Write a post explaining what went into a project on your portfolio. Designer and illustrator Chris Haughton has an incredibly detailed example of this on his blog, where he shares the fascinating process of creating a children’s book from start to finish.

21. Share A Lesson

Talk about a time you learned something important on the job. These kind of posts are interesting to other people in your industry, and also show your commitment to your work.

22. Take a Day Trip

You don’t have to go abroad or take a long vacation to write a travel blog post. Try visiting a nearby park or natural area, or even just part of your town or city that you haven’t been to before. Document the results in a post.

23. Share A Work in Progress

If you’re working on a big painting or an ongoing photo series, share what you’ve completed so far. This is an easy way to keep your portfolio freshly updated when you don’t have any new finished content to add to it.

24. Link to Your Social Media

Do you post frequently on Instagram or Tumblr? Do you have a professional Facebook page for your creative business? Make sure visitors to your site know about it by mentioning it in a blog post. Try making a photo roundup of recent images you’ve shared on Instagram that can’t be found in your portfolio.

25.Create a Tutorial

It can be time-consuming, but making a tutorial to share on your blog can help you get visitors to your site engaged and interesting in returning to your blog. Visual artist Amir Zahed’s post “How to Make Your DSLR Video Look More Cinematic: Color Grading Tutorial” is a perfect example of an interesting, relevant how-to post that will have readers coming back for more.


Photo by Neil Ta

26. Challenge Your Readers

Suggest a challenge that people reading your blog should try. If you have blog comments enabled, ask people to give you feedback. Encouraging visitors to your blog to engage with you is a great way to get people invested in your site. In this blog post, photographer Neil Ta challenges readers to photograph family and friends more often.

27. Share What Motivates You

Is there someone whose career you look to for inspiration? Do you find a certain activity is always conducive to creativity? Write a post about what keeps you going.

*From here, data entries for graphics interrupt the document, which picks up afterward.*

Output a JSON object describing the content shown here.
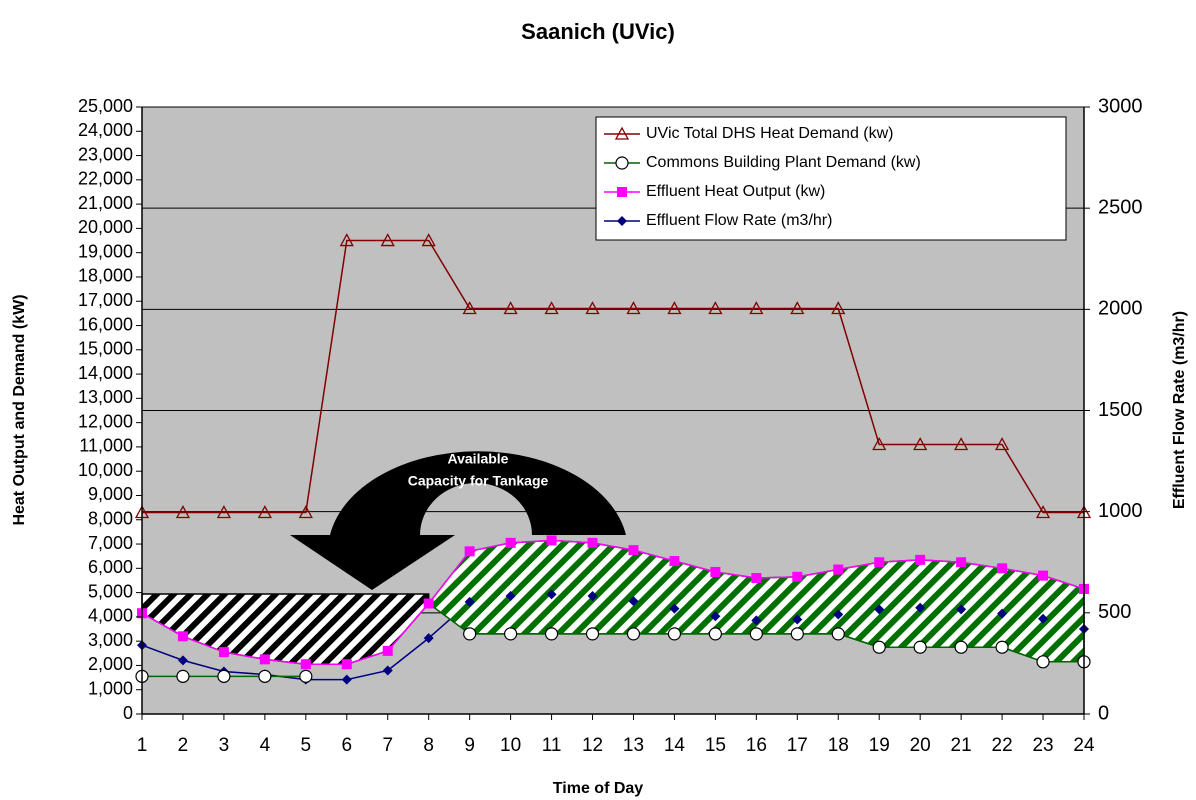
{
  "chart_data": {
    "type": "line",
    "title": "Saanich (UVic)",
    "x_label": "Time of Day",
    "y_label": "Heat Output and Demand (kW)",
    "y2_label": "Effluent Flow Rate (m3/hr)",
    "annotation": [
      "Available",
      "Capacity for Tankage"
    ],
    "x": [
      1,
      2,
      3,
      4,
      5,
      6,
      7,
      8,
      9,
      10,
      11,
      12,
      13,
      14,
      15,
      16,
      17,
      18,
      19,
      20,
      21,
      22,
      23,
      24
    ],
    "xlim": [
      1,
      24
    ],
    "series": [
      {
        "name": "UVic Total DHS Heat Demand (kw)",
        "color": "#800000",
        "marker": "triangle",
        "values": [
          8300,
          8300,
          8300,
          8300,
          8300,
          19500,
          19500,
          19500,
          16700,
          16700,
          16700,
          16700,
          16700,
          16700,
          16700,
          16700,
          16700,
          16700,
          11100,
          11100,
          11100,
          11100,
          8300,
          8300
        ]
      },
      {
        "name": "Commons Building Plant Demand (kw)",
        "color": "#006400",
        "marker": "circle",
        "values": [
          1550,
          1550,
          1550,
          1550,
          1550,
          null,
          null,
          null,
          3300,
          3300,
          3300,
          3300,
          3300,
          3300,
          3300,
          3300,
          3300,
          3300,
          2750,
          2750,
          2750,
          2750,
          2150,
          2150
        ]
      },
      {
        "name": "Effluent Heat Output (kw)",
        "color": "#ff00ff",
        "marker": "square",
        "values": [
          4150,
          3200,
          2550,
          2250,
          2050,
          2050,
          2600,
          4550,
          6700,
          7050,
          7150,
          7050,
          6750,
          6300,
          5850,
          5600,
          5650,
          5950,
          6250,
          6350,
          6250,
          6000,
          5700,
          5150
        ]
      },
      {
        "name": "Effluent Flow Rate (m3/hr)",
        "color": "#000080",
        "marker": "diamond",
        "axis": "y2",
        "values": [
          340,
          265,
          210,
          195,
          170,
          170,
          215,
          375,
          554,
          583,
          591,
          583,
          558,
          521,
          483,
          463,
          467,
          492,
          517,
          525,
          517,
          496,
          471,
          420
        ]
      }
    ],
    "ylim": [
      0,
      25000
    ],
    "yticks": [
      0,
      {
        "value": 1000,
        "label": "1,000"
      },
      {
        "value": 2000,
        "label": "2,000"
      },
      {
        "value": 3000,
        "label": "3,000"
      },
      {
        "value": 4000,
        "label": "4,000"
      },
      {
        "value": 5000,
        "label": "5,000"
      },
      {
        "value": 6000,
        "label": "6,000"
      },
      {
        "value": 7000,
        "label": "7,000"
      },
      {
        "value": 8000,
        "label": "8,000"
      },
      {
        "value": 9000,
        "label": "9,000"
      },
      {
        "value": 10000,
        "label": "10,000"
      },
      {
        "value": 11000,
        "label": "11,000"
      },
      {
        "value": 12000,
        "label": "12,000"
      },
      {
        "value": 13000,
        "label": "13,000"
      },
      {
        "value": 14000,
        "label": "14,000"
      },
      {
        "value": 15000,
        "label": "15,000"
      },
      {
        "value": 16000,
        "label": "16,000"
      },
      {
        "value": 17000,
        "label": "17,000"
      },
      {
        "value": 18000,
        "label": "18,000"
      },
      {
        "value": 19000,
        "label": "19,000"
      },
      {
        "value": 20000,
        "label": "20,000"
      },
      {
        "value": 21000,
        "label": "21,000"
      },
      {
        "value": 22000,
        "label": "22,000"
      },
      {
        "value": 23000,
        "label": "23,000"
      },
      {
        "value": 24000,
        "label": "24,000"
      },
      {
        "value": 25000,
        "label": "25,000"
      }
    ],
    "y2lim": [
      0,
      3000
    ],
    "y2ticks": [
      0,
      500,
      1000,
      1500,
      2000,
      2500,
      3000
    ],
    "grid": true,
    "legend": "upper right",
    "background": "#c0c0c0"
  }
}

Get inspired by Colorado-based photographer Chip Kalbeck’s blog post about his work essentials.

28. Make A List

List your essential gear, your favorite websites that relate to your field, your favorite types of projects to work on, the best places to get work done… Lists make great blog posts. You can even incorporate advice into a list, like in this blog post where travel photographer Steph Ridenour shares a list of tips for planning a cycling tour.


Photo by Brandon Titaro

29. Celebrate a Holiday

Christmas, Halloween, Valentine’s Day, and any other holiday can provide inspiration for timely blog content. Multitalented creative Brandon Titaro made a festive blog post to share a holiday card he created.

30. Get Seasonal

You don’t have to wait for holidays to be inspired by a certain time of year. Try using the current season as the framework for a blog post.